Pengakuan Pemerintah dan Tokoh Masyarakat

  1. Perbaikan Makam oleh Pemerintah

    • Pada tahun 1970, Lurah Kedungurang, Bapak Suwarso, melakukan perbaikan makam Singawijaya bersama masyarakat Kedungurang dan Gancang serta dari daerah lain.
    • Pada tahun 1985, Lurah Gancang, Bapak Sudarmo, juga mengadakan perbaikan dan pemeliharaan makam Singawijaya bersama masyarakat Gancang dan Kedungurang.
  2. Pernyataan Tokoh Masyarakat
    Pada tanggal 22 Maret 2014, tokoh masyarakat Gancang dan Kedungurang menyatakan bahwa makam di Grumbul Tipar adalah makam keluarga keturunan Singawijaya.

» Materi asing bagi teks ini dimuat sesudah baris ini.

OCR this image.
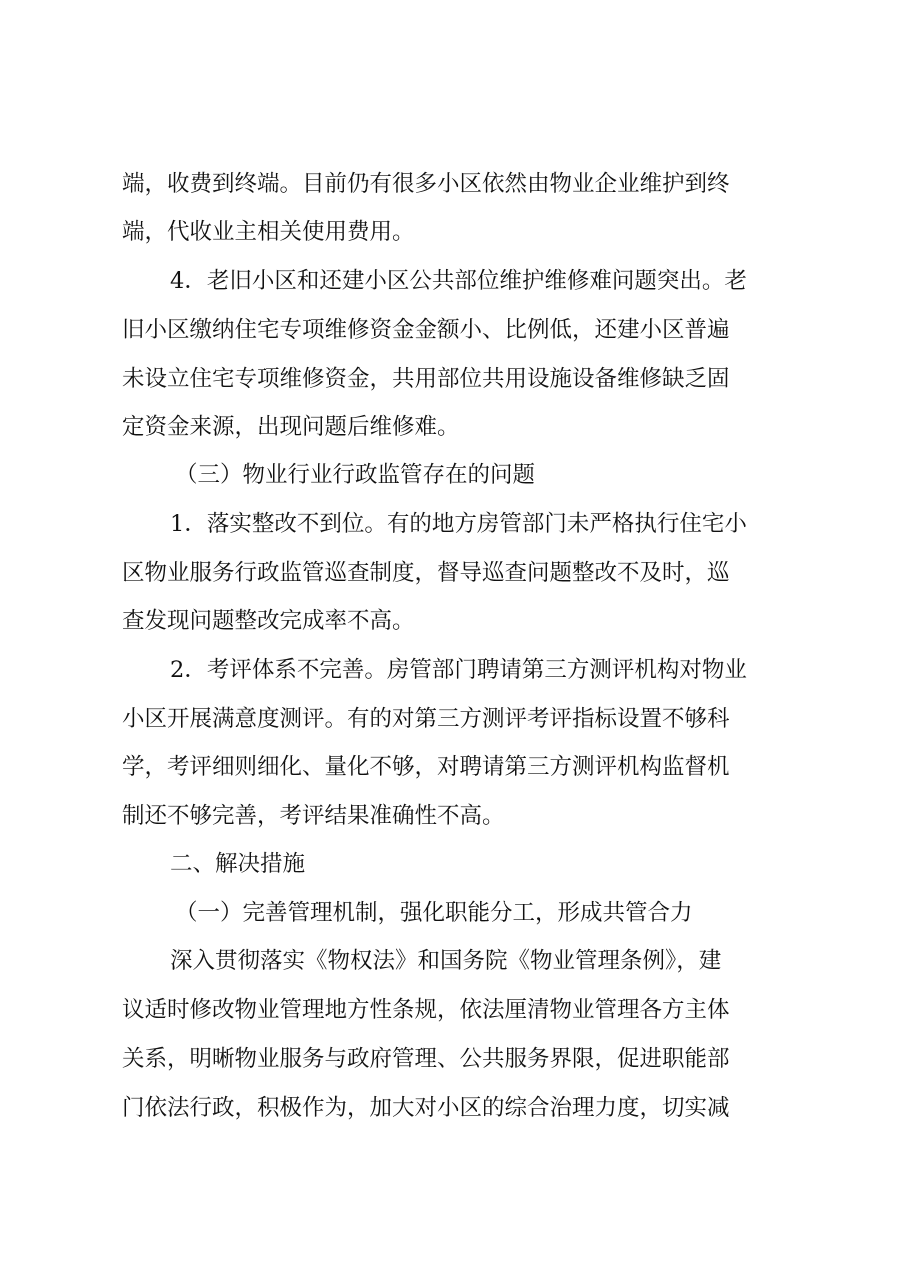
端，收费到终端。目前仍有很多小区依然由物业企业维护到终
端，代收业主相关使用费用。
4．老旧小区和还建小区公共部位维护维修难问题突出。老
旧小区缴纳住宅专项维修资金金额小、比例低，还建小区普遍
未设立住宅专项维修资金，共用部位共用设施设备维修缺乏固
定资金来源，出现问题后维修难。
（三）物业行业行政监管存在的问题
1．落实整改不到位。有的地方房管部门未严格执行住宅小
区物业服务行政监管巡查制度，督导巡查问题整改不及时，巡
查发现问题整改完成率不高。
2．考评体系不完善。房管部门聘请第三方测评机构对物业
小区开展满意度测评。有的对第三方测评考评指标设置不够科
学，考评细则细化、量化不够，对聘请第三方测评机构监督机
制还不够完善，考评结果准确性不高。
二、解决措施
（一）完善管理机制，强化职能分工，形成共管合力
深入贯彻落实《物权法》和国务院《物业管理条例》，建
议适时修改物业管理地方性条规，依法厘清物业管理各方主体
关系，明晰物业服务与政府管理、公共服务界限，促进职能部
门依法行政，积极作为，加大对小区的综合治理力度，切实减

  3. Surat Keterangan dari Lurah
    Pada tanggal 26 Maret 2014, Lurah Gancang mengeluarkan surat keterangan bahwa makam di Grumbul Tipar/Dukuh Anyar Desa Gancang adalah makam keluarga Singawijaya. Namun, masyarakat selain keturunan Singawijaya juga diperbolehkan dimakamkan di situ.

Dengan bukti peninggalan seperti makam keluarga Singawijaya, peninggalan karya beliau, serta dokumen pendukung lainnya, tidak diragukan lagi bahwa sejarah keturunan keluarga Singawijaya dan situs di Grumbul Tipar adalah benar adanya. Ini menguatkan keyakinan bahwa kita, masyarakat Gancang dan Kedungurang, adalah bagian dari keluarga besar keturunan Singawijaya dan harus selalu bersatu, rukun, serta menjaga nilai-nilai yang telah diteladani oleh Singawijaya.

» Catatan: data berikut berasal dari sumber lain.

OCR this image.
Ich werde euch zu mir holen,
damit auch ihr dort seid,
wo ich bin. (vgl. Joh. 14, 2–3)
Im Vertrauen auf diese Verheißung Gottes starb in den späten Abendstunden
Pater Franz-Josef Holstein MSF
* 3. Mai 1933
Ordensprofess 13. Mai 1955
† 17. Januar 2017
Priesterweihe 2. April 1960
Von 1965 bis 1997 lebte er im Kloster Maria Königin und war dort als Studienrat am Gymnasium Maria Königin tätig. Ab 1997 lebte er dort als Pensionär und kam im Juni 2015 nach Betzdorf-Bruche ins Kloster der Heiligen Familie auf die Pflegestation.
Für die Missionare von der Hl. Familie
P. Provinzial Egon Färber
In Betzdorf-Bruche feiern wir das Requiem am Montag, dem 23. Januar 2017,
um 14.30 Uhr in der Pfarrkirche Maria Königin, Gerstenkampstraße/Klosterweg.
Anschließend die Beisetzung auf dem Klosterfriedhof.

Akhir Pemerintahan Singawijaya

Pemerintahan Singawijaya sebagai lurah adalah seumur hidup dan penggantinya adalah putra atau cucu dari lurah yang sedang berkuasa. Beberapa peninggalan dari pemerintahan desa Kedungurang yang masih ada adalah:

  1. Pintu Gerbang Berbentuk Joglo
    • Di depan rumah H. Rohman, bekas kediaman Lurah H. Yusuf.
    • Di depan rumah Alm. H. Safingi, bekas kediaman Lurah H. Tohir.

Pada masa Orde Baru, sejak tahun 1965, jabatan lurah dibatasi hanya lima tahun dan dipilih secara langsung oleh masyarakat. Walaupun pada tahun 1966 lurah dipilih secara langsung, baik Lurah Gancang maupun Lurah Kedungurang yang terpilih hingga kini masih merupakan keturunan Singawijaya.